3 «La historia universal es el Juicio Final.» A pesar de su resonancia teológica, es la idea más radicalmente atea de Hegel: no hay trascendencia, no hay recurso contra lo que sucede aquí, somos definitivamente lo que llegamos a ser, lo que llegaremos a ser.
a Es sabido que la necesidad de destruir todo aparato de Estado separado de las masas a partir del primer día de la revolución es la tesis central de El Estado y la Revolución.
b Véase infra, cap. II.
4 En In Defense of Marxism.
5 «Qu'est-ce que le marxisme orthodoxe?» en Histoire et conscience de classe, trad. K. Axelos y J. Bois, Editions de Minuit, París, 1960, p. 18. (Hay traducción española: «¿Qué es marxismo ortodoxo?» en Historia y conciencia de clase, trad. Manuel Sacristán, Grijalbo, Barcelona y México, 1969). C. Wright Mills parecía también adoptar este punto de vista. Véase The Marxists, Ed. Laurel, 1962, pp. 98 y 129.
6 El caso clásico de este paso es evidentemente el de Kant a Hegel, por el intermedio de Fichte y Schelling, respectivamente. Pero la problemática es la misma en las obras tardías de Platón, o en los neokantianos, de Rickert a Lask.

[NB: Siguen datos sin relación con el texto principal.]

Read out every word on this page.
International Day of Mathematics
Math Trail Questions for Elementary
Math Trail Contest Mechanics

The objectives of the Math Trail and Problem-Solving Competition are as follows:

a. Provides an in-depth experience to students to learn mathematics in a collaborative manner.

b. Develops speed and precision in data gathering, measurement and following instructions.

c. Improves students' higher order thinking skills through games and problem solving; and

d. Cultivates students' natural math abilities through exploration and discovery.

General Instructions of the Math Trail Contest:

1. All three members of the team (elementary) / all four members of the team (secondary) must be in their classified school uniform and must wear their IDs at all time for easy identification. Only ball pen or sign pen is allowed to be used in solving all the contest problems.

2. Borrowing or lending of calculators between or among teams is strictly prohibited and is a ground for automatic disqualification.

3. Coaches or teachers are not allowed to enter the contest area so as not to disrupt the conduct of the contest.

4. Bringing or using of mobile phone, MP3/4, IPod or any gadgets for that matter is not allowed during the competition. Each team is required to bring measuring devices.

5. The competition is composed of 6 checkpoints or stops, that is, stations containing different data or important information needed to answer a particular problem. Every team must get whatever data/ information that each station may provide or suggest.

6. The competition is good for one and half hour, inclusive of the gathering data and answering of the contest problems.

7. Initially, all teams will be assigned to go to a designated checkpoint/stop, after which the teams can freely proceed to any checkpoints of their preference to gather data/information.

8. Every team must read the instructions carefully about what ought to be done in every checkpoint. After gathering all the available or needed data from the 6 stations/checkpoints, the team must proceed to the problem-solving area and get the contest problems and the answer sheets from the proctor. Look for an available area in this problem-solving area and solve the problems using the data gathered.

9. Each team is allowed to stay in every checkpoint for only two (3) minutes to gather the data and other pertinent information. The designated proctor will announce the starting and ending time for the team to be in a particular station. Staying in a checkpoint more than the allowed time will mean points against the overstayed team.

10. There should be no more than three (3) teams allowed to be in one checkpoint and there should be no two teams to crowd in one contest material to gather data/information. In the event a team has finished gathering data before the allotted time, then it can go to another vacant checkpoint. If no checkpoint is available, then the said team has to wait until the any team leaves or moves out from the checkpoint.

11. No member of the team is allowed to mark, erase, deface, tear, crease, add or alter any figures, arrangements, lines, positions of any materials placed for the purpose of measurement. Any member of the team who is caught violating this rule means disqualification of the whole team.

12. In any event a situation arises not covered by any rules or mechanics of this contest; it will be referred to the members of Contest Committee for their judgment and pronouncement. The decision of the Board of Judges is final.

7 Evidentemente, no hay que invertir simplemente las posiciones. Ni lógica, ni históricamente, las categorías físicas son un simple resultado (y aún menos un «reflejo») de lo material. Una evolución en el campo de las categorias puede conducir a la comprensión de un material hasta entonces indefinido (como con Galileo). Aún más, el avance en la experimentación puede «forzar» a un nuevo material a que aparezca. Hay finalmente una doble relación, pero no hay ciertamente independencia de las categorías con respecto al contenido.
8 Le changement de fonction du matériallisme historique, l. c., en particular pp. 266 y sig.